Recent case confirms Joint Ventures cannot be prosecuted under the Construction Sites (Safety) Regulations27Feb2015
Tanner De Witt Legal Update, December 2005
On 1 December 2005, the Court of First Instance, in HKSAR – v – Hyundai Engineering Construction Company Limited and China Engineering Construction Corporation Joint Venture decided that an unincorporated joint venture could not be prosecuted under the Construction Sites (Safety) Regulations. This is an important decision which will be relevant for any contractor who carries out construction work in joint ventures.
Hyundai and CECC entered into a contractual joint venture for the construction of a container berth. The contract stated that the parties were not partners and the joint venture was not incorporated. Unfortunately during construction, a worker fell into a pit. There was no guardrail or other precautions to prevent the fall. A prosecution was brought against the “Hyundai-CECC Joint Venture” for failure to take adequate steps under regulation 38B(1) of the Construction Sites (Safety) Regulations (“the Regulations”).
The joint venture sought to argue that it could not be prosecuted because it was not a separate legal entity. This update is concerned only with the Court’s decision on this point.
The Court’s Decision
The prosecution sought to argue that the Regulations required the prosecution to identify the principal contractor and, where there was more than one contractor carrying out the works on site, there were difficulties in doing this. These difficulties justified prosecuting associations and joint ventures.
However the Court accepted that the joint venture could not be prosecuted because it was not a legal entity.
The Court’s reasons were:
- The Regulations are issued under the Factories and Industrial Undertakings Ordinance. That Ordinance defined a contractor as ‘a person’ or ‘a firm’.
- An unincorporated joint venture is not a ‘person’ and, at common law, an unincorporated association cannot be prosecuted. The argument in Court concerned whether the use of the word ‘firm’ in the definition of contractor in the Ordinance allowed an exception to the basis common law rule. The Court ruled that it did not.
- The Court’s decision concentrated on the practical realities concerning taking active enforcement steps if the Defendant is not a legal entity. The Court quoted Mr. Justice Stock, in Jiang Enzhu v. Lau Wai Hing Emily:
“To convict an unincorporated association would be a legal nonsense.”
The Judge ruled that the correct approach would have been to prosecute each of the parties to the Joint Venture separately. The Judge said:
“The two corporations that made up the joint venture were each amenable to prosecution. There would have been no problem, and none has been drawn to my attention, in prosecuting these legal entities…. It was said that only one principal contractor for a site was envisaged by the legislation. Whilst that may be so in most cases, it seems to me that a joint venture on a fifty fifty basis could be met by the prosecution of both parties on the basis of joint enterprise, applying the usual principles for joint liability in crime.”

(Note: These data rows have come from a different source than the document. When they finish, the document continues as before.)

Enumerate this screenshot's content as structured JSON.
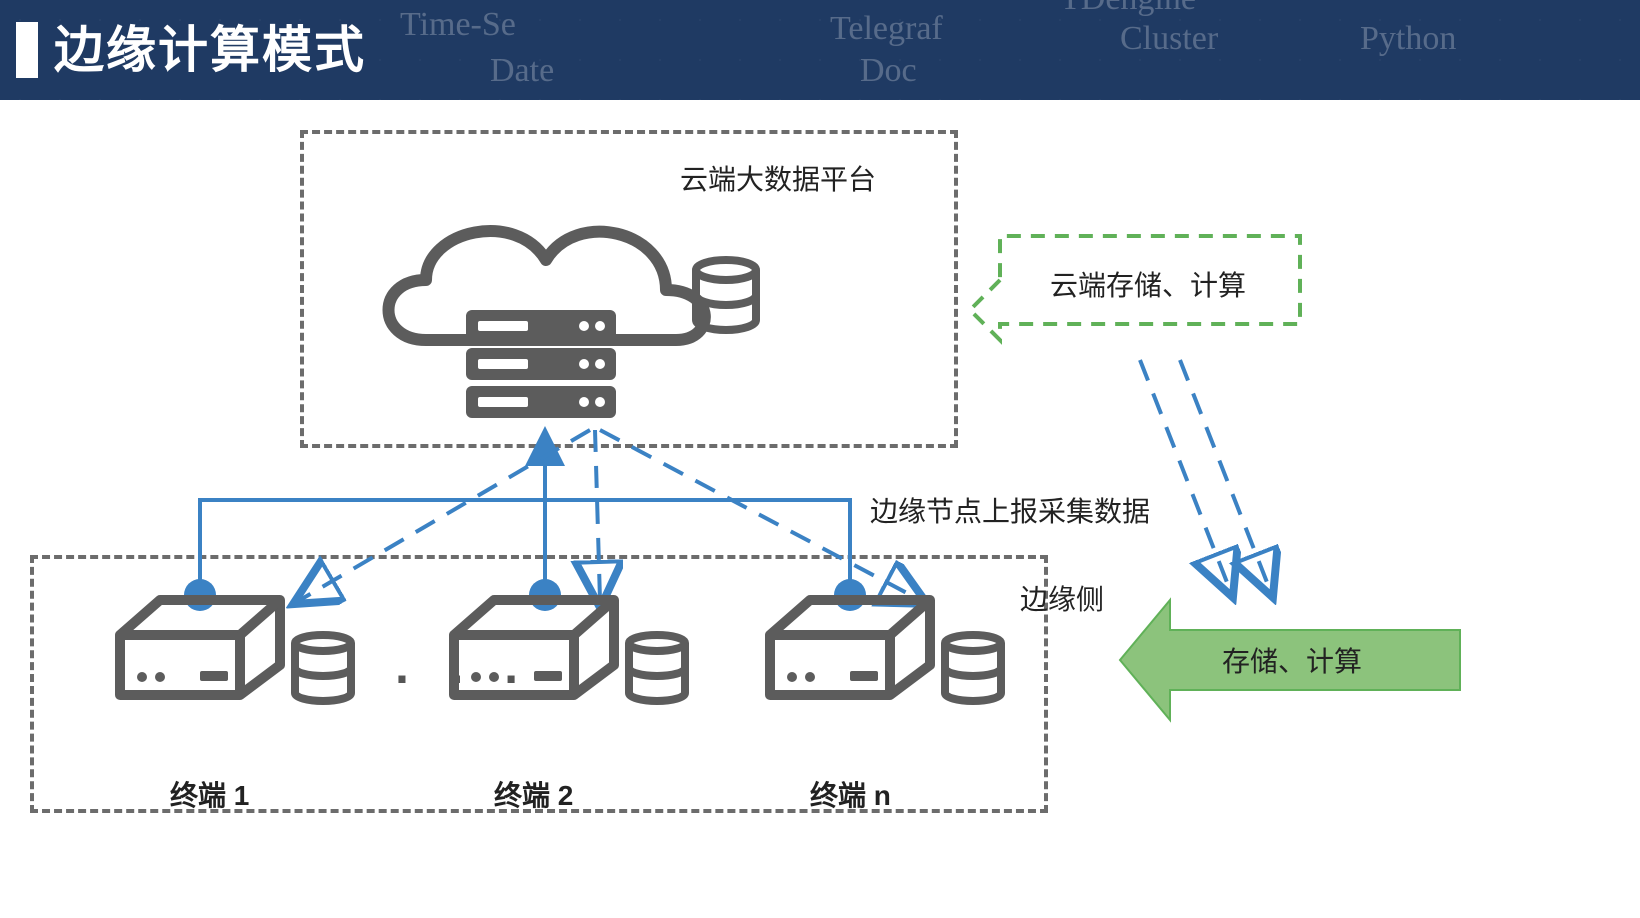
{
  "title": "边缘计算模式",
  "header_faint": [
    "Time-Se",
    "Date",
    "Telegraf",
    "Doc",
    "Cluster",
    "Python",
    "TDengine"
  ],
  "cloud": {
    "box_label": "云端大数据平台",
    "callout": "云端存储、计算"
  },
  "edge": {
    "box_label": "边缘侧",
    "report_label": "边缘节点上报采集数据",
    "callout": "存储、计算"
  },
  "terminals": {
    "t1": "终端 1",
    "t2": "终端 2",
    "tn": "终端 n",
    "ellipsis": "· · ·"
  },
  "colors": {
    "header": "#1f3a63",
    "line": "#3b82c4",
    "green_dash": "#60b158",
    "green_fill": "#8cc37c",
    "gray": "#5c5c5c"
  }
}
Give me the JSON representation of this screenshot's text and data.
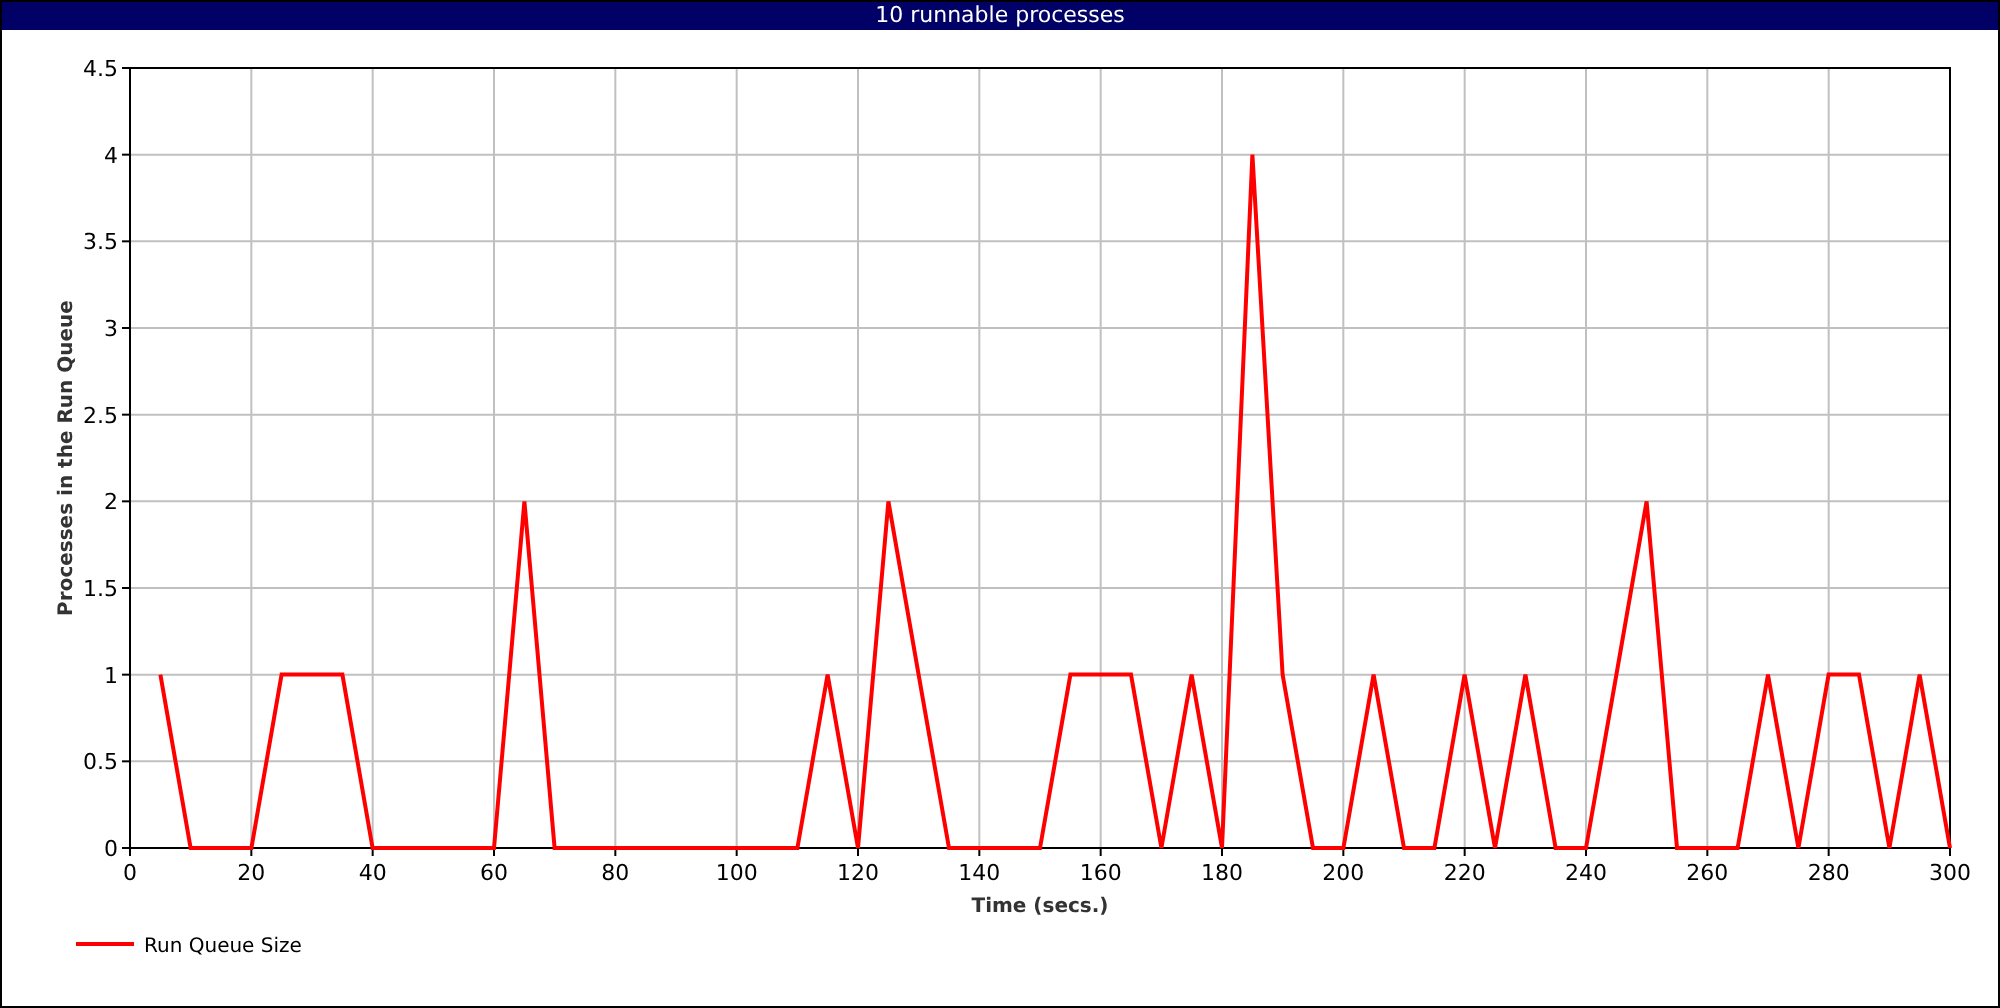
{
  "chart": {
    "chart_data": {
      "type": "line",
      "title": "10 runnable processes",
      "xlabel": "Time (secs.)",
      "ylabel": "Processes in the Run Queue",
      "x": [
        5,
        10,
        15,
        20,
        25,
        30,
        35,
        40,
        45,
        50,
        55,
        60,
        65,
        70,
        75,
        80,
        85,
        90,
        95,
        100,
        105,
        110,
        115,
        120,
        125,
        130,
        135,
        140,
        145,
        150,
        155,
        160,
        165,
        170,
        175,
        180,
        185,
        190,
        195,
        200,
        205,
        210,
        215,
        220,
        225,
        230,
        235,
        240,
        245,
        250,
        255,
        260,
        265,
        270,
        275,
        280,
        285,
        290,
        295,
        300
      ],
      "series": [
        {
          "name": "Run Queue Size",
          "color": "#ff0000",
          "values": [
            1,
            0,
            0,
            0,
            1,
            1,
            1,
            0,
            0,
            0,
            0,
            0,
            2,
            0,
            0,
            0,
            0,
            0,
            0,
            0,
            0,
            0,
            1,
            0,
            2,
            1,
            0,
            0,
            0,
            0,
            1,
            1,
            1,
            0,
            1,
            0,
            4,
            1,
            0,
            0,
            1,
            0,
            0,
            1,
            0,
            1,
            0,
            0,
            1,
            2,
            0,
            0,
            0,
            1,
            0,
            1,
            1,
            0,
            1,
            0
          ]
        }
      ],
      "grid": true,
      "xlim": [
        0,
        300
      ],
      "ylim": [
        0,
        4.5
      ],
      "xticks": [
        0,
        20,
        40,
        60,
        80,
        100,
        120,
        140,
        160,
        180,
        200,
        220,
        240,
        260,
        280,
        300
      ],
      "yticks": [
        0,
        0.5,
        1,
        1.5,
        2,
        2.5,
        3,
        3.5,
        4,
        4.5
      ]
    }
  }
}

This decision has clarified that a 50%/50% unincorporated joint venture cannot be successfully prosecuted under the Regulations and potentially under other provisions of Factories and Industrial Undertakings Ordinance. The correct approach is to bring separate prosecutions against each member of the equal joint venture. There could be both short term and long term consequences of this decision.

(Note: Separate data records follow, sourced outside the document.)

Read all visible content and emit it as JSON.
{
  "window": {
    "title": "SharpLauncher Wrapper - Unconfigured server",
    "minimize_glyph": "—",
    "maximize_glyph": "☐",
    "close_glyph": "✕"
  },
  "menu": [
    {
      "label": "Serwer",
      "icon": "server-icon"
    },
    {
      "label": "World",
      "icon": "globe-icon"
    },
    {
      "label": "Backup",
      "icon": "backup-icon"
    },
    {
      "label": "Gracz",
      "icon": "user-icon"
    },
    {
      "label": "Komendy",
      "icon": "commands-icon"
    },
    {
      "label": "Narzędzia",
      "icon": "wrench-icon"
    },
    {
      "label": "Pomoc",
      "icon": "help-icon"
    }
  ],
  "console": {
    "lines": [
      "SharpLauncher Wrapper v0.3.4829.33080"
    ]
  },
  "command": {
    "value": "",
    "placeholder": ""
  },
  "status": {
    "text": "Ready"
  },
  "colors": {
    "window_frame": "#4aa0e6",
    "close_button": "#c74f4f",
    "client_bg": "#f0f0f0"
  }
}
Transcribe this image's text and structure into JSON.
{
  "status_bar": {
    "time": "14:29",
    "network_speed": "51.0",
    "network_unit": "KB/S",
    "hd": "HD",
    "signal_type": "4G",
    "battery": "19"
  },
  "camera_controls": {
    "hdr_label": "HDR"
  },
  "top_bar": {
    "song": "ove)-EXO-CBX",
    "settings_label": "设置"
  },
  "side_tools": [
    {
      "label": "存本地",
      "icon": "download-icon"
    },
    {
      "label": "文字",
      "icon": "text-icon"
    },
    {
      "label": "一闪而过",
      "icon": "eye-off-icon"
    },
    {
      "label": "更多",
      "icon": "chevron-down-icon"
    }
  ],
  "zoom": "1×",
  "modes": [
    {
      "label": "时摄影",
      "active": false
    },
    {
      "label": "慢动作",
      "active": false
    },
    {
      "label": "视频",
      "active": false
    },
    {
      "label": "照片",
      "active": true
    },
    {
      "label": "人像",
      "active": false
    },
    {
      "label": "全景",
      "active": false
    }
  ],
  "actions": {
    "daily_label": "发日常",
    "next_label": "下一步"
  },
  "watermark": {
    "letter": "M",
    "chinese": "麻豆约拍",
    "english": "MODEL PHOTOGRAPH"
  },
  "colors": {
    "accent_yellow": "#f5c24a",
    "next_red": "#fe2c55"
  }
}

- In the short term, where prosecutions have been brought against unincorporated joint ventures, these proceedings will have to be reissued. It could be that the summonses for these offences would then be out of time. The general rule is that (unless the offence carries a specific limitation period) a summons must be issued within 6 months of the date of the offence. Contractors should be aware of this potential defence.
- In the long term, it can be expected that prosecutions under the Regulations will be brought against all the joint venture partners, at least where the partnership shares are equal. A different situation could develop with unequal partnerships. It could be that if the prosecution wishes to identify a ‘principal contractor’, then where the partners to the joint venture are not equal, it could be that prosecutions are brought only against the joint venture leader.